Decision Making

The ultimate responsibility for all aspects of the EMG laboratory examination rests with the electromyographer. However, candidates for the BRETC registration examination are expected to be able to function independently in all phases of nerve conduction studies. For the purpose of the examination candidates will be given common neuromuscular disorder case(s) and decisions about appropriate techniques and which nerves should be tested must be made by the technologist, give the patient’s history and clinical findings.

Anatomy and Physiology

All candidates are expected to know: Neuroanatomy and functional anatomy of the limbs, head, neck and lower back as it related to EMG technology. Basic nerve and muscle physiology as it pertains to excitation and propagation of action potentials in peripheral nerves, neuromuscular junction transmission and the electrochemical/mechanical coupling in skeletal muscle. The type of nerve(s) and their connections responsible for phenomena observed in EMG technology, e.g.: explain the pathways needed to evoke an H reflex. The essential nature of common neuromuscular problems tested in the EMG laboratory.

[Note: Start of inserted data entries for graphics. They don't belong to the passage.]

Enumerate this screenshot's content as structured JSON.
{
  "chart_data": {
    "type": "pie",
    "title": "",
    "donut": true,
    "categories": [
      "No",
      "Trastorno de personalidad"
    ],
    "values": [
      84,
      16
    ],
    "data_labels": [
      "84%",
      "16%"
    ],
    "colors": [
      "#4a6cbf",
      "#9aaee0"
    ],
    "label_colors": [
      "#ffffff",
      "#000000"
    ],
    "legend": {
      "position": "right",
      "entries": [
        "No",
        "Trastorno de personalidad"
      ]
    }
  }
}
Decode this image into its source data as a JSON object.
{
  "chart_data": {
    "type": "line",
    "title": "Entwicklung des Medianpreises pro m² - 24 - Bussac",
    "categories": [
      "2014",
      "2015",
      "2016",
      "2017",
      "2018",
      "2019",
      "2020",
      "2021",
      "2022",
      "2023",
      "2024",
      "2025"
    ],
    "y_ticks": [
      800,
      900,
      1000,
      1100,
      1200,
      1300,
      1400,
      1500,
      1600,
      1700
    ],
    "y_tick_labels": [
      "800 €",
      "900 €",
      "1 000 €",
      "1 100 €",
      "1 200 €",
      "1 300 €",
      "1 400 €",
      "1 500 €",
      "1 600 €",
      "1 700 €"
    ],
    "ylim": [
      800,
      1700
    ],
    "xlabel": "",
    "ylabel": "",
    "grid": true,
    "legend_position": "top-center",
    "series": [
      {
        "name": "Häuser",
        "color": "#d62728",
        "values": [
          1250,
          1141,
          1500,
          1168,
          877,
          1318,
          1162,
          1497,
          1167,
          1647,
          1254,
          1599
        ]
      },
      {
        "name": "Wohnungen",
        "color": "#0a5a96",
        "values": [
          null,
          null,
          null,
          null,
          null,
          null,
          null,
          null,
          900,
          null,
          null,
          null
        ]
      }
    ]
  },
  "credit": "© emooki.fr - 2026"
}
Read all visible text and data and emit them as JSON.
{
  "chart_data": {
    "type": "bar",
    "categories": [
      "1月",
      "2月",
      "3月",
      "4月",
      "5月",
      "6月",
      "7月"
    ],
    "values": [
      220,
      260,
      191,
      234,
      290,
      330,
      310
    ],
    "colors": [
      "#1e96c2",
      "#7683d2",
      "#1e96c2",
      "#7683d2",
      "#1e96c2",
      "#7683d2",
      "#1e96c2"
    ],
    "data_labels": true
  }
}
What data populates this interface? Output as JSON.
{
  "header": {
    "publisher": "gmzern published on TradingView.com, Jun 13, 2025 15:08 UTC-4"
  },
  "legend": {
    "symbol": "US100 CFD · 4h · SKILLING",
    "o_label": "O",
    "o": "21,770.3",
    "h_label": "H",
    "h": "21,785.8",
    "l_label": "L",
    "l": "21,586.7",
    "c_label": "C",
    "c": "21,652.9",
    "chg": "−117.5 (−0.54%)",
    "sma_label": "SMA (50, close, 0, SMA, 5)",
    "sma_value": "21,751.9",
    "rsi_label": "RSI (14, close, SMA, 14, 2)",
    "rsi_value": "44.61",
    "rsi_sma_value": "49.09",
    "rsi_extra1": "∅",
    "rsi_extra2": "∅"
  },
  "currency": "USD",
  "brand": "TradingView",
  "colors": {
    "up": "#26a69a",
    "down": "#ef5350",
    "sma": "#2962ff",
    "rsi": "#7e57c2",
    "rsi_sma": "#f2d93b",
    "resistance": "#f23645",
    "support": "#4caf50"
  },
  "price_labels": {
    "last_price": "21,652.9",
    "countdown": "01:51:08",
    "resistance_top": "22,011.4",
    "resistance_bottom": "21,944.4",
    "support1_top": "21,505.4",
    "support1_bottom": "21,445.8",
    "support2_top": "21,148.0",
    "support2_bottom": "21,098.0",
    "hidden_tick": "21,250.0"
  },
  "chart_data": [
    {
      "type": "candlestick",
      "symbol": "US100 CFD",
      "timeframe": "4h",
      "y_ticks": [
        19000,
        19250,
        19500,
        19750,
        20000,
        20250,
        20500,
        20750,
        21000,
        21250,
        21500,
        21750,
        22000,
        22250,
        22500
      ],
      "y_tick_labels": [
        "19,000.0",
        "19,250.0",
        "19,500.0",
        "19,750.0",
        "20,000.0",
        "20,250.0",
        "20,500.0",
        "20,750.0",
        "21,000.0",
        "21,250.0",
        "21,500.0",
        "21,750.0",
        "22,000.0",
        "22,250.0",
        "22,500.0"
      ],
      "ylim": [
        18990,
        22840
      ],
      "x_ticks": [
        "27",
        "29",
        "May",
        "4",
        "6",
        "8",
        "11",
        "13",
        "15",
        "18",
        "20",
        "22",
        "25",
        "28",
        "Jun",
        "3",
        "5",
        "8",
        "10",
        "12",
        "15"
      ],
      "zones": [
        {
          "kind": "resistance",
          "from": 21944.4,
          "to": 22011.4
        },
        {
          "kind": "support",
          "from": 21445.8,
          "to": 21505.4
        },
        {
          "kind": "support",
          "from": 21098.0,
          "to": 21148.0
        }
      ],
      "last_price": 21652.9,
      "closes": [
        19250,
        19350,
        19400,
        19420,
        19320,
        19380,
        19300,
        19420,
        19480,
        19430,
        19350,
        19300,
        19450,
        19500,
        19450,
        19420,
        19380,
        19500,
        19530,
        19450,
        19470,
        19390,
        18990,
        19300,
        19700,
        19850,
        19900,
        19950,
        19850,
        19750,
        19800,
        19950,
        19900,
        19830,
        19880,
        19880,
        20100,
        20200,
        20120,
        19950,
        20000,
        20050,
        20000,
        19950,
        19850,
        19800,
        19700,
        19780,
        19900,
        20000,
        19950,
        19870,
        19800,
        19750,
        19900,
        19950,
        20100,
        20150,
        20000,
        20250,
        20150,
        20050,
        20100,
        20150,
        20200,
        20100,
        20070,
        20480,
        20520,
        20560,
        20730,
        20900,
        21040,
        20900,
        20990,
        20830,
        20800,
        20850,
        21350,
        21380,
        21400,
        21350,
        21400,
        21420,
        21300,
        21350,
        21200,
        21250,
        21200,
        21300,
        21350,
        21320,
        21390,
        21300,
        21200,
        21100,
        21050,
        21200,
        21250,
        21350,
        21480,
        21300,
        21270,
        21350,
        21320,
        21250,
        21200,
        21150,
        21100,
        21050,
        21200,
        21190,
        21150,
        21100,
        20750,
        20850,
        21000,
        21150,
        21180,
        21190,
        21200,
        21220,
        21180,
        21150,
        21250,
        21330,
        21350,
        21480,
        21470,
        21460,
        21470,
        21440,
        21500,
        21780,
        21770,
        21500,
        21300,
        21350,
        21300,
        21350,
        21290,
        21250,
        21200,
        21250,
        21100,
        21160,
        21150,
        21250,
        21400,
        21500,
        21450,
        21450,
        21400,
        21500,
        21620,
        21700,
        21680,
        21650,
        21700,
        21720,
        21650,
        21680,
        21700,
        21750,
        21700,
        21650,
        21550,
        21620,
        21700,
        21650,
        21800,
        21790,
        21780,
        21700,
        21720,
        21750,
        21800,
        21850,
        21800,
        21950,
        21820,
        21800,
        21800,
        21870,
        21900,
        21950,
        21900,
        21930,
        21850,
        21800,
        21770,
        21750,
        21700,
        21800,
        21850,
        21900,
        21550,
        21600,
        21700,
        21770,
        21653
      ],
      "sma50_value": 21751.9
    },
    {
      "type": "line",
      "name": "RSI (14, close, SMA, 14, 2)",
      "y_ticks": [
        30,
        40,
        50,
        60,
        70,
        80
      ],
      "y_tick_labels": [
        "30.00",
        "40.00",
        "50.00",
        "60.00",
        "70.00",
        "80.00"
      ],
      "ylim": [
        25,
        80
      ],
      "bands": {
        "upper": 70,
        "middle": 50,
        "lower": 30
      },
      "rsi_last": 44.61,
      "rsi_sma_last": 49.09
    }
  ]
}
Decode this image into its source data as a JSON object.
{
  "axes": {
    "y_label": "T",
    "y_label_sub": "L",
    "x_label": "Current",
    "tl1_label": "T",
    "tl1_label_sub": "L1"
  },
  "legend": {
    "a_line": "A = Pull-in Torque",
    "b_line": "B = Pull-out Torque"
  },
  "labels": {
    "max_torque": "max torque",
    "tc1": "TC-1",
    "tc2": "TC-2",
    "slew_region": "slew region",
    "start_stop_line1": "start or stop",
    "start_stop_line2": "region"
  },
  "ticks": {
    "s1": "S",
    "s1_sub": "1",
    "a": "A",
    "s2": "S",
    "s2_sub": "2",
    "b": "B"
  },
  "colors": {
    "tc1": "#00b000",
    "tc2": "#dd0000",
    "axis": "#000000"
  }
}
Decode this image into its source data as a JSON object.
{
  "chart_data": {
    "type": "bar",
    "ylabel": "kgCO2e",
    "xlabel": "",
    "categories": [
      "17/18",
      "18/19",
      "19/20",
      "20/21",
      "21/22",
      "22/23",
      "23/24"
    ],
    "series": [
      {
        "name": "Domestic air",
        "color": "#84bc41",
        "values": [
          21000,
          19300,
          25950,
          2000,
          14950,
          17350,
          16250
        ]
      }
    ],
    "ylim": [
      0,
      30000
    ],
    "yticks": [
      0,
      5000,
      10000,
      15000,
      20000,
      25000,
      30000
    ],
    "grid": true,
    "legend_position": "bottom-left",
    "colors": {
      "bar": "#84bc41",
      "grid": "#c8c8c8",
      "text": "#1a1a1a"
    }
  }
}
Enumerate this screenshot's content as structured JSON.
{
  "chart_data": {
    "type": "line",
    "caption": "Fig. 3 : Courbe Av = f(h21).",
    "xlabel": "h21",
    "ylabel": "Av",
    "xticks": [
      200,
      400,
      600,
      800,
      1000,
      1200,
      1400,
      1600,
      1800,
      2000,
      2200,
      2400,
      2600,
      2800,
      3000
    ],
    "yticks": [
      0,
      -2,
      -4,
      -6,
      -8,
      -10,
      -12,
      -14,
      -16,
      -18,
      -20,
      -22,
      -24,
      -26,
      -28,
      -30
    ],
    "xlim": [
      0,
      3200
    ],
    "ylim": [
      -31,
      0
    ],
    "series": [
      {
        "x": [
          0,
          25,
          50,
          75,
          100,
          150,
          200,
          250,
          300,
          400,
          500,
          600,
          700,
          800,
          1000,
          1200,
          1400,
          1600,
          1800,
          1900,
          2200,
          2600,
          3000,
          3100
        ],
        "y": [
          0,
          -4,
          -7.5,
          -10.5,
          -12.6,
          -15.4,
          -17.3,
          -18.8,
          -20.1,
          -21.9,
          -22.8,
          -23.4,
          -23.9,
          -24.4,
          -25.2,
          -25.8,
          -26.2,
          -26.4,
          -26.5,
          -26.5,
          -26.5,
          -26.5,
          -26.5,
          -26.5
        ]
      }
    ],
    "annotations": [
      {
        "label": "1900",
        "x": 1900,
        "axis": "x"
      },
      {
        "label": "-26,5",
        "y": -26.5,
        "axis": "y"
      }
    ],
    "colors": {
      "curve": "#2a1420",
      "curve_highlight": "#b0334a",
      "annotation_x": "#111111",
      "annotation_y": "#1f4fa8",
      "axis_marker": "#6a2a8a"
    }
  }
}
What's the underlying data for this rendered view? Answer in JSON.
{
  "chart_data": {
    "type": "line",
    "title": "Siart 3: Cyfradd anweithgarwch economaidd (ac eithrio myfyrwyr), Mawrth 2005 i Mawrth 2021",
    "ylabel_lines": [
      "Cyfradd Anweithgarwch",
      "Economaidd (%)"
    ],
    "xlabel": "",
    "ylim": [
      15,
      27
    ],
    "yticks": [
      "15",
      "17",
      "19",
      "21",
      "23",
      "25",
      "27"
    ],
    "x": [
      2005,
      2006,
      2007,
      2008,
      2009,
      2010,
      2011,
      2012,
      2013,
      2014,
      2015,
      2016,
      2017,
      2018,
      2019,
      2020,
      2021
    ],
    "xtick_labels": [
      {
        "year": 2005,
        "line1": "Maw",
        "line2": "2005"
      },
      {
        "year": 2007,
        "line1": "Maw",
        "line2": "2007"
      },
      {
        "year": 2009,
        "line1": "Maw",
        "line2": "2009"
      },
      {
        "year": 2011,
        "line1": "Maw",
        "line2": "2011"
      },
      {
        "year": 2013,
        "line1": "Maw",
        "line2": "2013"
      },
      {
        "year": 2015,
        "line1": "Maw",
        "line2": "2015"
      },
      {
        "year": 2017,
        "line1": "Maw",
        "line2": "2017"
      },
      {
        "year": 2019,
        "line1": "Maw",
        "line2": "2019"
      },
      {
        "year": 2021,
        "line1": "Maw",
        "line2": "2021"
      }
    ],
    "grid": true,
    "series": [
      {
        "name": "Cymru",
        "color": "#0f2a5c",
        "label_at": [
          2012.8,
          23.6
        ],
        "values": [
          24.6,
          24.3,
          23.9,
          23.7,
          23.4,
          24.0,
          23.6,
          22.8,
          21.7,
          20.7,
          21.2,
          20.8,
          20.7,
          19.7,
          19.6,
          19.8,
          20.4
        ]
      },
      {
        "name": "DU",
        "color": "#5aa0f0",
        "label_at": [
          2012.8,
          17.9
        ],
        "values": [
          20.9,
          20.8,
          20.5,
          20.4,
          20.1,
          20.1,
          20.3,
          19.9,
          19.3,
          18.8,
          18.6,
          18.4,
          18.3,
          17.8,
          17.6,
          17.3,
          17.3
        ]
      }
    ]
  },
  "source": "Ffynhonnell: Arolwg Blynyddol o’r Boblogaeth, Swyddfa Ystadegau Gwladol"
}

Electronic and Machine Considerations

Essential knowledge and understanding (to include how altering the machine parameters affects waveforms) about:

  • Gain (sensitivity)
  • Sweep speed
  • Filters (high and low pass)
  • Averaging
  • Calibrations
  • Stimulating electrode and stimulating parameters
  • Recording electrodes
  • Impedance
  • Shock artefact 60 Hz artefact
  • Grounding (current limiters and signal isolation)
  • Electrical safety
  • Ohm’s law
  • Leakage current

Patient Considerations:

  • Good beside manner and patient handling skills
  • Appropriate history taking
  • Proper skin preparation
  • Consideration of patient comfort during testing
  • Management of limb temperature and its effect on nerve conductions
  • Management of muscle artifact
  • Ability to deal with limb edema, intravenous sites, etc.
  • Understanding the effect of age
  • Adequate infection control techniques regarding cleaning, disinfection and sterilization of lab equipment

Nerve Conduction Studies Candidates will be evaluated on points previously stated and in addition:

  • General knowledge of normal electrophysiological values and therefore recognition of abnormal values
  • Recording electrode placement
  • Stimulation
  • Quality of traces
  • Accuracy of latency, amplitude, distance and velocity measurement (manual measurements may be asked for)
  • Electrode handling and preparation
  • Stimulus spread
  • Manual conduction velocity calculations

Needle EMG Consideration Candidates must have knowledge about:

  • Machine set up for Electromyography
  • Types and properties of needle electrodes
  • Infection control techniques: sterilization, handling, storage and disposal of needle electrodes and indications for wearing gloves, masks, gowns

Motor Nerves

Be prepared to perform nerve conduction studies on: Median, ulnar, radial, musculocutaneous, peroneal, femoral, facial, anomalies (Questions on the written examination will not be restricted to these motor nerves – see Anatomy section)

Sensory Nerves

Be prepared to perform nerve conduction studies on: Median, ulnar radial, musculocutaneous, sural, superficial peroneal, medial and lateral plantars, saphenous (Questions on the written examination will not be restricted to these sensory nerves – see Anatomy section)

Additional Techniques

Know: Myasthenia and Myasthenic Syndrome studies (proximal and distal techniques), F responses, Axon reflexes, H reflexes, Blink reflexes.